How Americans Encounter, Recall and Act Upon Digital News [REPORT]

By Amy Mitchell, Jeffrey Gottfried, Elisa Shearer and Kristine Lu

Anyone who wants to understand today’s news environment faces a challenge: How to discern the nuances of digital news habits when Americans’ attention spans are fractured, human memory is naturally limited and news comes at them every which way.

To tackle this complex question, Pew Research Center, in association with the John S. and James L. Knight Foundation, took on the unusual task of staying in touch with more than 2,000 U.S. adults who get at least some news online over the course of a week. The study ran from Feb. 24 to March 1, 2016. Respondents were asked twice a day whether they got news online within the past two hours and, if so, were asked about their experience with that news. This technique was used to improve the chances that respondents would be able to accurately recall their recent news interactions and allowed researchers to ask about sources and behaviors with a high level of detail. This amounted to up to 14 completed surveys per person for a total of 25,602 interviews – 13,086 of which included online news consumption.
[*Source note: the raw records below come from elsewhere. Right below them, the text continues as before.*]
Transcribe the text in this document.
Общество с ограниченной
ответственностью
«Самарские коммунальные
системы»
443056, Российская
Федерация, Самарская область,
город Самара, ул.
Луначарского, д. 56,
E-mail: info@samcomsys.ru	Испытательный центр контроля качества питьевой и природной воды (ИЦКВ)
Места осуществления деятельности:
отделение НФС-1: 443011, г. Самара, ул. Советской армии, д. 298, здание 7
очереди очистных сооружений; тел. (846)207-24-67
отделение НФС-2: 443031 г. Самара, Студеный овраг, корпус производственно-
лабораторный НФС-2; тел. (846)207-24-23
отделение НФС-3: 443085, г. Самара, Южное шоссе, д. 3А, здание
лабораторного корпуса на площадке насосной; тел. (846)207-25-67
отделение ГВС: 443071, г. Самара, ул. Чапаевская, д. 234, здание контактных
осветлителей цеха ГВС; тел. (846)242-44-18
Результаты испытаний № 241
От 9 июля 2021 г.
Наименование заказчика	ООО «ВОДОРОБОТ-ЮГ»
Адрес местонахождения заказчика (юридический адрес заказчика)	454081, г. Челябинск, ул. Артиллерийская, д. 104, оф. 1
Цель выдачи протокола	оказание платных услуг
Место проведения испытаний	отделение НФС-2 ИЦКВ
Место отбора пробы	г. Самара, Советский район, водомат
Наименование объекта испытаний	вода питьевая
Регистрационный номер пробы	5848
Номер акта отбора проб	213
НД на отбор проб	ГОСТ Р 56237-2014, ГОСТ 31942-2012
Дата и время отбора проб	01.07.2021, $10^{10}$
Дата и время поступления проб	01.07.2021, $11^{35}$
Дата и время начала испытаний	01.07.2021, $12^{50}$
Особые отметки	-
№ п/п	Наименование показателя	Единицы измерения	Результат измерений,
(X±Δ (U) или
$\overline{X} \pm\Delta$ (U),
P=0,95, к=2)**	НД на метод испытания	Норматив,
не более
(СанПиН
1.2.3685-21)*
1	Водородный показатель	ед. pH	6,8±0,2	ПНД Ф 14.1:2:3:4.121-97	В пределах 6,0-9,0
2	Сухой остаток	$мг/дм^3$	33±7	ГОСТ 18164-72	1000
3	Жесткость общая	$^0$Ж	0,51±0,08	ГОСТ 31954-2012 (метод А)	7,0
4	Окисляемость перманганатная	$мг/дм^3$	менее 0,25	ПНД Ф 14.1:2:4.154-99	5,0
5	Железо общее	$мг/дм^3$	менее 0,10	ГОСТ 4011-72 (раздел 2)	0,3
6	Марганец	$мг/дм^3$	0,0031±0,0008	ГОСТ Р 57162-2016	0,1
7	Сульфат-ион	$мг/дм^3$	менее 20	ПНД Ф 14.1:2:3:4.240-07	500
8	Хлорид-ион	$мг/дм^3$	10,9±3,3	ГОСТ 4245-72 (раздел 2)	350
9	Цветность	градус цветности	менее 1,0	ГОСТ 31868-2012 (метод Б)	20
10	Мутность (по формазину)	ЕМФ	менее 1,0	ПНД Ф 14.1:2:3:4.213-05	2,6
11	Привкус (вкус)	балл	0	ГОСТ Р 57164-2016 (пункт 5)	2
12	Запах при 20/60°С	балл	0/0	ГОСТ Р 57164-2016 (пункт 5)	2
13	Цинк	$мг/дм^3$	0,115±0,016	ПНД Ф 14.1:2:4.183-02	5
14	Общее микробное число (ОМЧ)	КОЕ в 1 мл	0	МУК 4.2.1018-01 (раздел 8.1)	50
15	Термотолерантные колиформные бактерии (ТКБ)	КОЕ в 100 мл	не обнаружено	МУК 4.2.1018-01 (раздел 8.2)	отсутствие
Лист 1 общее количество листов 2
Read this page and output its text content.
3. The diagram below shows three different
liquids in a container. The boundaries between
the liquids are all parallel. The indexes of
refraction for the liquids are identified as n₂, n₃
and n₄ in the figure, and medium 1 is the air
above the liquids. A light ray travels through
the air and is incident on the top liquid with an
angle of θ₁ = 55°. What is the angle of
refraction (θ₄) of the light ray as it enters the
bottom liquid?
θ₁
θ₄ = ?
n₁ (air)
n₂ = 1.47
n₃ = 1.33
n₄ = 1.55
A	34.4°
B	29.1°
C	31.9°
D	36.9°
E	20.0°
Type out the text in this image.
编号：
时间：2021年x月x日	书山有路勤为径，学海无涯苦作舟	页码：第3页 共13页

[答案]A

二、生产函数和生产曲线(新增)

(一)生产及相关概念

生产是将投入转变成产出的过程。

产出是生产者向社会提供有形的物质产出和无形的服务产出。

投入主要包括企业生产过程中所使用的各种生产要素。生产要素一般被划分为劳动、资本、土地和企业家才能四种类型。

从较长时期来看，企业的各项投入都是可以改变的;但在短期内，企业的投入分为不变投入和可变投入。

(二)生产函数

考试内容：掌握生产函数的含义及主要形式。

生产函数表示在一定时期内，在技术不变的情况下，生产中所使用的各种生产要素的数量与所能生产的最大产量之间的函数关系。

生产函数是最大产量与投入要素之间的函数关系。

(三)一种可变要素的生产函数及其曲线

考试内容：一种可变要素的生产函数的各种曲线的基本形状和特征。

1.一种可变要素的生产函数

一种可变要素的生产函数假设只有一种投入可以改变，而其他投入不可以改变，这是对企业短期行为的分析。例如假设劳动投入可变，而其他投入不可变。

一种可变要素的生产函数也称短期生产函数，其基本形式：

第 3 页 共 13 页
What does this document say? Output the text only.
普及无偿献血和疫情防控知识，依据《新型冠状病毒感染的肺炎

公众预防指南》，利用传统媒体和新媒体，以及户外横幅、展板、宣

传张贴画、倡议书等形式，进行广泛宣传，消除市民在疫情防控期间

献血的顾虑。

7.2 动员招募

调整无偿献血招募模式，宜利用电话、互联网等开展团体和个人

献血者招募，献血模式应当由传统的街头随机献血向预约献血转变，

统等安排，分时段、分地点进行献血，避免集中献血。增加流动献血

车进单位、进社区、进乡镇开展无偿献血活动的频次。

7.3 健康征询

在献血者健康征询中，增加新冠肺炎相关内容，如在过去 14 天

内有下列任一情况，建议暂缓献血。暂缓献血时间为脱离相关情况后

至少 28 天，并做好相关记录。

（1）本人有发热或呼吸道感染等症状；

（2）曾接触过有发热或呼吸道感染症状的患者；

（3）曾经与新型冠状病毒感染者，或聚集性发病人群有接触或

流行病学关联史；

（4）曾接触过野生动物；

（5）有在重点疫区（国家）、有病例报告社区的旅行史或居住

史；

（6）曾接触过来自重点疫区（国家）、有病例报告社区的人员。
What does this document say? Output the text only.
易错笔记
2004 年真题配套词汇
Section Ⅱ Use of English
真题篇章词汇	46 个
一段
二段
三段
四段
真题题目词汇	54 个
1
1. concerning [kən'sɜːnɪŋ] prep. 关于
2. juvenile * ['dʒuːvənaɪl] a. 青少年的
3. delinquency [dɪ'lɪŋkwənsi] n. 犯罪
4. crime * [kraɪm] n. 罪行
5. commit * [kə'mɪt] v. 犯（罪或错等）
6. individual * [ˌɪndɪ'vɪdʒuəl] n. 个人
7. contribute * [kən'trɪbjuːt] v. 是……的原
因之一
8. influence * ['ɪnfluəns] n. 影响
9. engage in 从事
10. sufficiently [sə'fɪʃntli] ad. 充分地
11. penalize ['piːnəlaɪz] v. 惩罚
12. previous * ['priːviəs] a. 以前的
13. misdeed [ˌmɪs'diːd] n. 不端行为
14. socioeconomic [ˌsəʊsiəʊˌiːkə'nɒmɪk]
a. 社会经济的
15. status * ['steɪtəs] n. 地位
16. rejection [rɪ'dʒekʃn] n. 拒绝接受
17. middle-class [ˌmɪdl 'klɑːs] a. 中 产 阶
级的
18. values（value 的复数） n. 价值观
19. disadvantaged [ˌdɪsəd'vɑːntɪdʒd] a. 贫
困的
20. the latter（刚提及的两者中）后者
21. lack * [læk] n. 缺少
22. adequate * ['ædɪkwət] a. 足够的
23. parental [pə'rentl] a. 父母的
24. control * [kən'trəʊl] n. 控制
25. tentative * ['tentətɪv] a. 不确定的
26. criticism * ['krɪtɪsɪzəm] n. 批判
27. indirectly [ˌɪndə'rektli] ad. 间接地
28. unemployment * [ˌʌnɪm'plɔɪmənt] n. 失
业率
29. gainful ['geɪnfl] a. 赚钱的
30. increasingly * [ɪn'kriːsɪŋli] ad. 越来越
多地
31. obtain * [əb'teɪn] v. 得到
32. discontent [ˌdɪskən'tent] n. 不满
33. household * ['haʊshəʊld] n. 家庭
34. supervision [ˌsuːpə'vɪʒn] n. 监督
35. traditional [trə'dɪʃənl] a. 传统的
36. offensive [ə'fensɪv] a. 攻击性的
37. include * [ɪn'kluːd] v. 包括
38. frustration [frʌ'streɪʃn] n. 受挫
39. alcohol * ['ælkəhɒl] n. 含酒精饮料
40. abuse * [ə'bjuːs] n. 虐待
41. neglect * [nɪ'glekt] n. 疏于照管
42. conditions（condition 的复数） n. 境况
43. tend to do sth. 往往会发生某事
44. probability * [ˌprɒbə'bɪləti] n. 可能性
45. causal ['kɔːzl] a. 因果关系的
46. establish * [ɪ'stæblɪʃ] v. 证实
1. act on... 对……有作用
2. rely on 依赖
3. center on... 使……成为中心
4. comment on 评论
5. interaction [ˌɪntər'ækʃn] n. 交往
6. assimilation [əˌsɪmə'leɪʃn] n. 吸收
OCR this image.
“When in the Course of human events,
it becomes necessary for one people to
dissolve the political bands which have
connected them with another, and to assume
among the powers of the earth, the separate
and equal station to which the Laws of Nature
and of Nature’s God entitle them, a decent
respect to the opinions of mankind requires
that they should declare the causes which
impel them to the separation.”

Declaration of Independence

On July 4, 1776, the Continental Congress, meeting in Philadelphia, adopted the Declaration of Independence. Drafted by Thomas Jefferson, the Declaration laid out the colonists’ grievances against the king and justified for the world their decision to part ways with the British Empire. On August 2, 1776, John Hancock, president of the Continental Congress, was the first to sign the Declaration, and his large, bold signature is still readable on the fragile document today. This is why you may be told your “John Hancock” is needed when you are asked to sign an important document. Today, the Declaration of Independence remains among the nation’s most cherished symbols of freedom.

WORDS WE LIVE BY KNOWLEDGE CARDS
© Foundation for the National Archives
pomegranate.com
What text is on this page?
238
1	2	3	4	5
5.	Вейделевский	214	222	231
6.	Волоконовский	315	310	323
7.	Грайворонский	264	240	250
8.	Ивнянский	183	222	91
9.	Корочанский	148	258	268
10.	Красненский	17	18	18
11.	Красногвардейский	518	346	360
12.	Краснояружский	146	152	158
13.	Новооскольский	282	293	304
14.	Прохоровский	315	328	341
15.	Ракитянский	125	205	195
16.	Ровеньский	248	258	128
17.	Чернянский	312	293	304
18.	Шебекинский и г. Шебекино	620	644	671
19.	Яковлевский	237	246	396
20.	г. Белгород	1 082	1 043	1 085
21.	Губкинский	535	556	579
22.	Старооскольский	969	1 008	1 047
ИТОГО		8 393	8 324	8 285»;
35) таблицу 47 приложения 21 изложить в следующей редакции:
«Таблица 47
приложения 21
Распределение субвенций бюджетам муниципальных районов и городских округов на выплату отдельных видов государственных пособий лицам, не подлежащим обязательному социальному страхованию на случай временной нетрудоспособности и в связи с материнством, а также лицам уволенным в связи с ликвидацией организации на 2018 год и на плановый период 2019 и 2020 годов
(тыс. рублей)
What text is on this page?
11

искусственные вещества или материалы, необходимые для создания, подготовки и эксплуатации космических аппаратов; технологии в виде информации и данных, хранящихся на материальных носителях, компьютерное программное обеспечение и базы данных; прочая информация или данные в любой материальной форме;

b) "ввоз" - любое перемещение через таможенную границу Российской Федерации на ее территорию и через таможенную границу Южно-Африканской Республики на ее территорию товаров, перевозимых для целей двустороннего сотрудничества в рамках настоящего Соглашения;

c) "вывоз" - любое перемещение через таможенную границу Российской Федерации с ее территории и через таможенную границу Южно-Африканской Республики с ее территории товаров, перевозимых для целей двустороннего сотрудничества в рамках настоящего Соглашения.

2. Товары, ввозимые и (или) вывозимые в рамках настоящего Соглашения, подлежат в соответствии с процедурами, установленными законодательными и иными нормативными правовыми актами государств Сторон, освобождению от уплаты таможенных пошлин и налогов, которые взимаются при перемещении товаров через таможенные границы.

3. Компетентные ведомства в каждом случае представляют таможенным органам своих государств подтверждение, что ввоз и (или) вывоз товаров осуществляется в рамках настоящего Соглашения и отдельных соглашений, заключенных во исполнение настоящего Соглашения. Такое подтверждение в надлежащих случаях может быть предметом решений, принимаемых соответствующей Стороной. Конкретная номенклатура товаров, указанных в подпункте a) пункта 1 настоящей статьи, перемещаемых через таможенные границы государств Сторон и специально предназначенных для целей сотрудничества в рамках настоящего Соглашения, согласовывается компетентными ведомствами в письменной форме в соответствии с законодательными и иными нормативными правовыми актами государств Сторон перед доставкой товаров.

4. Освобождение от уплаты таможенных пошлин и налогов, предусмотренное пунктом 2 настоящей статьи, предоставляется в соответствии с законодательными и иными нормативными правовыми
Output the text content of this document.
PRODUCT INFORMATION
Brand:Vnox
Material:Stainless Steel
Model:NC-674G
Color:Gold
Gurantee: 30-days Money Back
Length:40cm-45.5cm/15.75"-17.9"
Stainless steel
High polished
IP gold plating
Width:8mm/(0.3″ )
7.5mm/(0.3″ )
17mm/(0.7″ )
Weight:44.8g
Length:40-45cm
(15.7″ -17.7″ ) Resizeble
While there are a number of pathways Americans use to get news online, two in this study stand out as the most common: social media and direct visits to news organizations’ websites. When asked how they arrived at news content in their most recent web interaction, online news consumers were about equally likely to get news by going directly to a news website (36% of the times they got news, on average) as getting it through social media (35%). They were less likely to access news through emails, text messages or search engines. And most people favored one pathway over another. Nearly two-thirds (65%) of online news consumers had one preferred pathway for getting most of their online news.